1) Not fishy on its face. Aligns incentives. Good for you if the fund is expecting to be cash flow positive early on
2) Absolutely yes. Not unreasonable to do so
3) relates to 2. Don’t want to get flushed out on the PIUs depending on other distribution rights
Thanks for your reply and very helpful! I'm reading your response as, No they are not being fishy, but it is still anticipated that I ask to see the agreement before resigning. They might be a little upset as this may delay my start date, but it will not be seen as offensive.
Furthermore, I have some follow-up asks on comp. Should I hold on to these until I receive the agreement and then ask, or request all these things at once?
Sounds like you can frame up the agreement questions within your overall comp questions.
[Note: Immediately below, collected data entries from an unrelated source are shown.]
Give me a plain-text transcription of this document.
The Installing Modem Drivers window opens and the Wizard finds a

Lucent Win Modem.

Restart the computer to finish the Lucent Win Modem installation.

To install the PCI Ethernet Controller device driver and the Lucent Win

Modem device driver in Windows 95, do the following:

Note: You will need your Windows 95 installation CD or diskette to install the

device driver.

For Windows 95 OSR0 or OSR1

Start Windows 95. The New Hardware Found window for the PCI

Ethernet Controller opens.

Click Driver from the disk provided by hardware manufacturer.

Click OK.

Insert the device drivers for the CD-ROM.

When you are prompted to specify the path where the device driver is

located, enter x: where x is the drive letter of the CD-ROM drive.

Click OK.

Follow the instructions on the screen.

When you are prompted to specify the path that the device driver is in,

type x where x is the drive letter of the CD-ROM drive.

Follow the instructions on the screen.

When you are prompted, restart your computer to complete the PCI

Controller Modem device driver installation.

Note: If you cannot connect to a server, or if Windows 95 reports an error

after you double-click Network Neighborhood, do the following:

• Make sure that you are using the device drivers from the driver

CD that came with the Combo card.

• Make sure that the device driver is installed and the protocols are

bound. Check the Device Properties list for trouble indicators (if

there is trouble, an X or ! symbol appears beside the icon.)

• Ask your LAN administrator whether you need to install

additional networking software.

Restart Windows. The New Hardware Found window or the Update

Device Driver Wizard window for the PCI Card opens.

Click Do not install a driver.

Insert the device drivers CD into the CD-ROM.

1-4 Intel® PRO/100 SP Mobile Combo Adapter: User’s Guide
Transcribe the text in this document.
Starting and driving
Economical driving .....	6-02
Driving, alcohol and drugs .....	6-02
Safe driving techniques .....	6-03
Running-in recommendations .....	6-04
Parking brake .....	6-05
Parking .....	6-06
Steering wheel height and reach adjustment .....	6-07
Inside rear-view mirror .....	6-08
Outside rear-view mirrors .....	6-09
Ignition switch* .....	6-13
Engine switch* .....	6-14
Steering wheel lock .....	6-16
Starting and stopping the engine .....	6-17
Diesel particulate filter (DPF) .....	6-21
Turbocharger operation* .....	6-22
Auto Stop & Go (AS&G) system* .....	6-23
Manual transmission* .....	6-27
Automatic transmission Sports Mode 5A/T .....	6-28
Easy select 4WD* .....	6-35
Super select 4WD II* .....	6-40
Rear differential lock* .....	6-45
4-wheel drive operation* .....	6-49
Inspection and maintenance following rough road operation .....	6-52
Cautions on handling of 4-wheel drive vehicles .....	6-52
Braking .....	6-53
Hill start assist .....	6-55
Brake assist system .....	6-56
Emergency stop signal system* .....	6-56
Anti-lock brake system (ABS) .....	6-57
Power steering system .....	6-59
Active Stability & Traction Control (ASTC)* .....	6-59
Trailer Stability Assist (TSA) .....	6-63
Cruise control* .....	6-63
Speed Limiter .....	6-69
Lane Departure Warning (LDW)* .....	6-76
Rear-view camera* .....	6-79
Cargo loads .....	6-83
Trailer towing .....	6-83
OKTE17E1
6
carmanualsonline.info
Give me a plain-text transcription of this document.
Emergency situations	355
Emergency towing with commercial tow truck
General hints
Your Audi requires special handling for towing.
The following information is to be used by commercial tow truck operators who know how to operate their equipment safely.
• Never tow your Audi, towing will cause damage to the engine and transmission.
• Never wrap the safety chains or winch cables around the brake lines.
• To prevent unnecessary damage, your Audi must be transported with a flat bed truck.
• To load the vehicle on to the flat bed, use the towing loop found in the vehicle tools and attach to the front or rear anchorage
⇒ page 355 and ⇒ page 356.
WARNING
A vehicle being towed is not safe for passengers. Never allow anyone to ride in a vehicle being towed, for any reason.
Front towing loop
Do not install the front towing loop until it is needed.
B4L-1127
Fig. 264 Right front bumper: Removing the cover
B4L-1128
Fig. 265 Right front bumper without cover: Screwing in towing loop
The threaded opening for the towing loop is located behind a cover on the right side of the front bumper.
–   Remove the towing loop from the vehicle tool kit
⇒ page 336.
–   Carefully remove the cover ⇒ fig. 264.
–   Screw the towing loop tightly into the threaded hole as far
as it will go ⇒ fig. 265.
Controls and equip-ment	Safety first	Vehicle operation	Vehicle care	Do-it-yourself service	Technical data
Can’t blame a default “everything in writing” approach.
Also I guess you are saying in the PI agreement I am looking to see if I will be "subordinated"?
You can expect to be subordinated to equity owners, but look for terms about the GP's power to do what they want with free cash flow that otherwise could be distributed to PIU holders.
I don't know how common it is for PI holders to receive distributions outside of a liquidity event - that's always been the case in my experience. Assuming that it's a private company, by their nature, a liquidity event that implies an equity value is required to determine how much/if the PIs are in the money.